Blue Light
- First edition
- Author: Walter Mosley
- Original title: Blue Light
- Language: English
- Genre: Science fiction, Horror
- Published: 1998 Little Brown and Company
- Publication place: United States
- Media type: Print (mass market)
- Pages: 400
- ISBN: 978-0-446-60692-9

= Blue Light (novel) =

1998 novel by Walter Mosley

Blue Light is a science fiction novel by American writer Walter Mosley, published in 1998 by Little Brown & Co.

==Plot summary==
In 1965, a mysterious beam of blue light came down from space and overlooked Northern California. This light had extraterrestrial powers that caused whomever the beam touched to die, go mad, or acquire a special unique power. This power is defined as full actualization of humankind, with strengths, understandings and communication abilities that exceed our normal capabilities. The people touched by the light in the novel were soon referred to as "Blues" and were segregated from society because of their new and improved super human powers. Soon after this discovery, they came together to try to find their purpose in the universe. As they look for their calling in life, an evil force, the "Gray Man", emerges, setting the stage for a battle later on in the novel between good and evil. The Gray Man is Horace LaFontaine, a character in the novel who was struck by the light at the moment of his death. He was revivified as a demon sent to kill all of the "blues". Once the "blues" discover this nemesis, they take refuge in the forest outside of Northern California. Soon, the Gray Man finds out where they are hiding from inside sources and the "blues" come to a consensus in which they are going to confront their enemy and declare war with the Gray Man. This epic battle takes place at the ending of the novel and has an extraordinary finish. The "blues" all use their powers that they were given to destroy the Gray Man. They soon reside in the small cities of Northern California and live normal lives with the people of California.

==Main characters==
- Chance: narrates the story, also a "Blue" that has the power of vision
- Claudia: A female "Blue" that has the power to make men lust after her
- Winch Fargo: A murderer who is only partially struck by the light
- Orde: leader and teacher of the "blues"
- Horace LaFontaine: dies from cancer at the moment he is struck by light, becomes the embodiment of death.
- Juan Thrombone: a figure reminiscent of Carlos Castaneda's Native American mystic Don Juan

==Reception==
Blue Light received mostly positive reviews and it was described as a good read. While many of the reviews were written by science fiction fans, there was one favorable review from The New York Times, which stated that "The fuel that energizes the novel is not its characters but its plot...", which means that the novel has a good background and it is an enjoyable read. SF Signal refers to the novel as "an excellent, well-told, page-turning horror/fantasy hybrid". The reviews also compared this novel to his other famous books the Devil in a Blue Dress and Futureland: Nine Stories of an Imminent World. Many critics point out that the story resembles racism and how the "blues" overcome what African Americans have overcome today. Only one critic felt that the racism was a negative aspect of the novel saying "...the racism in the novel isn't needed...".

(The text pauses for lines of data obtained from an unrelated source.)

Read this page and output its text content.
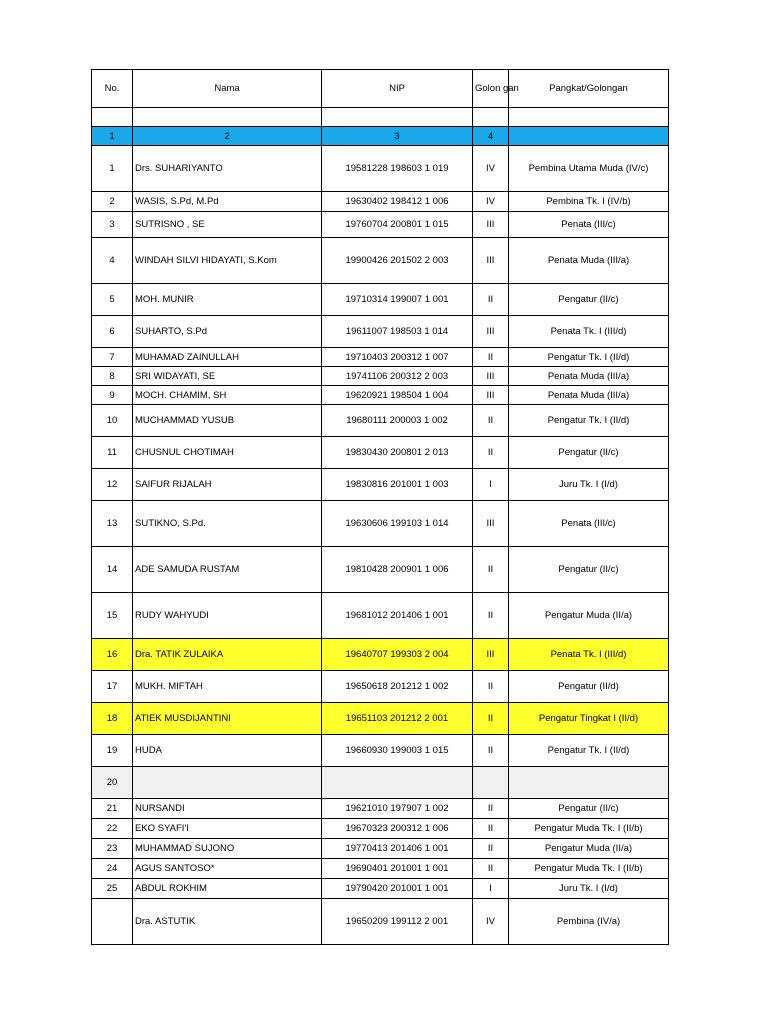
No.	Nama	NIP	Golon gan	Pangkat/Golongan

1	2	3	4	
1	Drs. SUHARIYANTO	19581228 198603 1 019	IV	Pembina Utama Muda (IV/c)
2	WASIS, S.Pd, M.Pd	19630402 198412 1 006	IV	Pembina Tk. I (IV/b)
3	SUTRISNO , SE	19760704 200801 1 015	III	Penata (III/c)
4	WINDAH SILVI HIDAYATI, S.Kom	19900426 201502 2 003	III	Penata Muda (III/a)
5	MOH. MUNIR	19710314 199007 1 001	II	Pengatur (II/c)
6	SUHARTO, S.Pd	19611007 198503 1 014	III	Penata Tk. I (III/d)
7	MUHAMAD ZAINULLAH	19710403 200312 1 007	II	Pengatur Tk. I (II/d)
8	SRI WIDAYATI, SE	19741106 200312 2 003	III	Penata Muda (III/a)
9	MOCH. CHAMIM, SH	19620921 198504 1 004	III	Penata Muda (III/a)
10	MUCHAMMAD YUSUB	19680111 200003 1 002	II	Pengatur Tk. I (II/d)
11	CHUSNUL CHOTIMAH	19830430 200801 2 013	II	Pengatur (II/c)
12	SAIFUR RIJALAH	19830816 201001 1 003	I	Juru Tk. I (I/d)
13	SUTIKNO, S.Pd.	19630606 199103 1 014	III	Penata (III/c)
14	ADE SAMUDA RUSTAM	19810428 200901 1 006	II	Pengatur (II/c)
15	RUDY WAHYUDI	19681012 201406 1 001	II	Pengatur Muda (II/a)
16	Dra. TATIK ZULAIKA	19640707 199303 2 004	III	Penata Tk. I (III/d)
17	MUKH. MIFTAH	19650618 201212 1 002	II	Pengatur (II/d)
18	ATIEK MUSDIJANTINI	19651103 201212 2 001	II	Pengatur Tingkat I (II/d)
19	HUDA	19660930 199003 1 015	II	Pengatur Tk. I (II/d)
20				
21	NURSANDI	19621010 197907 1 002	II	Pengatur (II/c)
22	EKO SYAFI'I	19670323 200312 1 006	II	Pengatur Muda Tk. I (II/b)
23	MUHAMMAD SUJONO	19770413 201406 1 001	II	Pengatur Muda (II/a)
24	AGUS SANTOSO*	19690401 201001 1 001	II	Pengatur Muda Tk. I (II/b)
25	ABDUL ROKHIM	19790420 201001 1 001	I	Juru Tk. I (I/d)
	Dra. ASTUTIK	19650209 199112 2 001	IV	Pembina (IV/a)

Critics have viewed this novel differently over the years but they seem to be consistent when they rate the novel. The reviews give the book anywhere from three to five stars with only one critic giving the novel a two out of five.

==Awards==
- Blue Light won The New York Times Notable Book of 1998.
- Finalist for the NAACP Award in Fiction
- 1996 - Black Caucus of the American Library Association's Literary Award for RL's Dream
- 1996 - O. Henry Award for a Socrates Fortlow story.
- 2002- Grammy Award for "Best Liner Notes" for a Richard Pryor box set
- 2006 - First recipient of the Carl Brandon Society Parallax Award for his young adult novel 47.
- Mosley was awarded an honorary doctorate from the City College of New York.